Gontenschwil hat den Kampf um eine eigene Oberstufe aufgegeben: Der Gemeinderat beantragt dem Souverän, sich doch noch der neuen Kreisschule aargauSüd anzuschliessen – mit einer Vertragslösung. Das ist mit erheblichen finanziellen Konsequenzen verbunden. Weil das Schulhaus Husmatt («Crèmeschnitte» genannt) künftig fast ganz leer steht und weil die Schulgelder von auswärtigen Schülern wegfallen, droht eine Steuerfusserhöhung von bis 10 Prozent. Der Gemeinderat tut alles, um die Variante «Weniger Schule, mehr Steuern» zu verhindern. Und er ist dabei fündig geworden: Er hat eine Abgeltungsforderung von rund 870'000 Franken bei der Kreisschule Homberg gestellt, wie Frau Gemeindeammann Renate Gautschy einen «Wynentaler»-Bericht bestätigte.

Uneinigkeit über Auflösung

Die Oberstufen-Kreissschule Homberg (470 Schüler, 80 Lehrer) gibt es noch bis Ende Jahr.

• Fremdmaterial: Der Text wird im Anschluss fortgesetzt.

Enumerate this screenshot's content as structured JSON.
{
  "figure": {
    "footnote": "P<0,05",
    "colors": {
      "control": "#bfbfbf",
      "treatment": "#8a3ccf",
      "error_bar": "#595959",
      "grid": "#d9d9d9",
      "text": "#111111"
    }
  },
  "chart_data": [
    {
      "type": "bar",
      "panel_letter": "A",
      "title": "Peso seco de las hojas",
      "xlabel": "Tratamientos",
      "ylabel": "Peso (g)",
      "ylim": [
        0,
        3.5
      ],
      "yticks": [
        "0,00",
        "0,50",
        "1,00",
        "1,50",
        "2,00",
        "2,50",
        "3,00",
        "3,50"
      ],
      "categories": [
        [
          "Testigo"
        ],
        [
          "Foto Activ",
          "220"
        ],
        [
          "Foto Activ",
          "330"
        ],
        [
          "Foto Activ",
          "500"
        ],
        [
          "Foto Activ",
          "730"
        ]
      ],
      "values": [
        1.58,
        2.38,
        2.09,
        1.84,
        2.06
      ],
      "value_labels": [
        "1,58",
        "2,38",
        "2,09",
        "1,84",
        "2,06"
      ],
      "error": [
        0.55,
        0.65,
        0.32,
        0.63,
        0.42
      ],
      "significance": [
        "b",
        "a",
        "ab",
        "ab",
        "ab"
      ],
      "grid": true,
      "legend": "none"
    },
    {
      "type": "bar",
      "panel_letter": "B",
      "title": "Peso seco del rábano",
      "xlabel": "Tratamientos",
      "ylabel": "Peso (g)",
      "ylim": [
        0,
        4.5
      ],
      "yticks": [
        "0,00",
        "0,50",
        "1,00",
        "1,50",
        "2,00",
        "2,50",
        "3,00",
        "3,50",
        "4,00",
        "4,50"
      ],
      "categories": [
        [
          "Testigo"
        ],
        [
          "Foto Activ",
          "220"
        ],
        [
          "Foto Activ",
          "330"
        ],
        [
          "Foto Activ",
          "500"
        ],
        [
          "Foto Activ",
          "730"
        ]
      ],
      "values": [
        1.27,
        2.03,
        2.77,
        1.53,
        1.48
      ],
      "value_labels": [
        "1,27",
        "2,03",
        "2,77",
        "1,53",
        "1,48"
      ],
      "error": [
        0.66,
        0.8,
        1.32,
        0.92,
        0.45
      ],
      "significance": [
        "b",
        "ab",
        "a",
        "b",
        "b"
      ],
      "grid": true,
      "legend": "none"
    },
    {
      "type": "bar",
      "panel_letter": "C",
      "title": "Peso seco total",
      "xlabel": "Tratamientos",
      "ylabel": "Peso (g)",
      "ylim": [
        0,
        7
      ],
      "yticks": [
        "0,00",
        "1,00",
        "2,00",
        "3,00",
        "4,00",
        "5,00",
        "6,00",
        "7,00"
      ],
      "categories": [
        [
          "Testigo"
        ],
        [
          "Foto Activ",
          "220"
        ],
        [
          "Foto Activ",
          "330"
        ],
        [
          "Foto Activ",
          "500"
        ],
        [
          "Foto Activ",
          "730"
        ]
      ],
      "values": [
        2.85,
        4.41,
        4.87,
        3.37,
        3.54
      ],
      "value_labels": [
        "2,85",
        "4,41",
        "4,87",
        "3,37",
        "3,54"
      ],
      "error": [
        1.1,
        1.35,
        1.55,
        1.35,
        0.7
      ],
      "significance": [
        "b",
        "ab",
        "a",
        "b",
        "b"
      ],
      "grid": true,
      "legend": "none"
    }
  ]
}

Dann geht sie in der Kreisschule aargauSüd auf und wird als Organisation (Gemeindeverband) aufgelöst. «Homberg» gehören die sechs Gemeinden Beinwil am See, Birrwil, Gontenschwil, Leimbach, Reinach und Zetzwil an. Schulstandorte sind noch bis Sommer 2020 Reinach und Gontenschwil – dann fällt Gontenschwil weg.
Der Gemeinderat Gontenschwil hat ein Rechtsgutachten erstellen lassen, um die genauen Modalitäten der Kreisschul-Auflösung abzuklären. «Das Gesetz macht Aussagen, wonach sich die Träger der Schule einig sein müssen, wie sie voneinandergehen», erklärt Renate Gautschy. Und das ist im Fall von «Homberg» nicht der Fall – wegen Gontenschwil. Denn die Gemeinde fordert eine Entschädigung, weil das Schulhaus Husmatt» noch nicht ganz abgeschrieben ist. Und sie hat sich den Betrag von einer Stelle mit Gewicht errechnen lassen: vom kantonalen Gemeindeinspektorat. Dieses kam auf rund 870'000 Franken. Die Forderung ist deponiert. «Wir erwarten zeitnah einen Entscheid», so Gautschy. Und sie schiebt als Argument noch nach: Die Gontenschwiler hätten nie alleine eine Oberstufenschule gebaut. «Wir haben das immer auch für die Gemeinde Zetzwil gemacht», so Gautschy.

Endlich wieder ein Jugendfest

Neben dem Streit um das Geld gibt es in Gontenschwil auch erfreulichere Aspekte der Schule: beispielsweise das Jugendfest, das vom kommenden Freitag, 24. Mai, bis zum Sonntag durchgeführt wird. Es ist nicht einfach nur ein Kinderanlass, sondern eine richtige Dorfparty, an der sich sieben Vereine und die Feuerwehr mit eigenen Beizchen beteiligen. Das Motto ist «Weltenbummler».

In Gontenschwil gibt es nur alle vier Jahre ein Jugendfest. Zum dritten Mal findet der Anlass ohne den klassischen Umzug statt. Dafür wird am Freitagabend ein Laternenumzug (ab 22.15 Uhr) durchgeführt. Der Anlass beginnt am Freitag mit der Schüler-Olympiade und endet am Sonntag mit einem Bunch.

Einziger Wermutstropfen: Es wird das letzte Gontenschwiler Jugendfest mit eigener Oberstufe sein.